Lin Yue didn’t answer immediately. He stayed there for a heartbeat longer, locked in a silent dialogue of gazes with the other version of himself.

He did not look away from the mirror.

The reflection did not look away from him.

Two things that worked by observation. Two things that survived by paying more attention than anything else around them. Two things that the city’s normal mechanisms had failed to process cleanly, because there were no easy wounds to press, no easily accessible fear to exploit.

What if, Lin Yue thought, and did not finish the thought.

He turned and walked away.

In the mirror behind him, his reflection remained standing for exactly three seconds after he left its frame.

Then it was gone.

—————————————————————

In an observation corridor of an abandoned building several blocks away, two figures watched the players move toward the district boundary.

The taller one watched Lin Yue.

"The river couldn’t read him," the first observed.

"No."

"The mannequin mechanic didn’t trigger in him. He identified it, adapted, and neutralized it before the others could spiral." A pause. "That’s not normal player behavior."

"No."

"And the mirror—it’s never done that before. It’s never just... looked at someone."
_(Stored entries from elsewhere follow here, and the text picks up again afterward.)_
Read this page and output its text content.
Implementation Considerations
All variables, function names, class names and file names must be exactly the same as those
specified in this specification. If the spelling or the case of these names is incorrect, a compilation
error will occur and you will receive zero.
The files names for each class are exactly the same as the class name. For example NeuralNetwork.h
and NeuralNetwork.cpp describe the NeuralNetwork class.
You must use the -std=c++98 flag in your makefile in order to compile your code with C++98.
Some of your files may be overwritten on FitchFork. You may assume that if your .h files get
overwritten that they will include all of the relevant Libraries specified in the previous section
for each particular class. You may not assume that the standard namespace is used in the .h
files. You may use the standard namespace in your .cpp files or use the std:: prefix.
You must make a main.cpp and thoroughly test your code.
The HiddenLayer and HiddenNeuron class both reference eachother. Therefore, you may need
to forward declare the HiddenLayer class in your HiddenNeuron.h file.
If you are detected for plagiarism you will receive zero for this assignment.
The second figure was quiet for a long moment.

"The city is interested in him," they said finally.

"That’s not—"

"The city chooses its replacements. It takes from those who resist it. It absorbs those who fail." The second figure’s voice was precise and unhurried. "But sometimes, very rarely, it encounters something it doesn’t have a category for."

"What does it do with those?"

The second figure turned from the window.

"It studies them," they said. "The same way he studies everything else."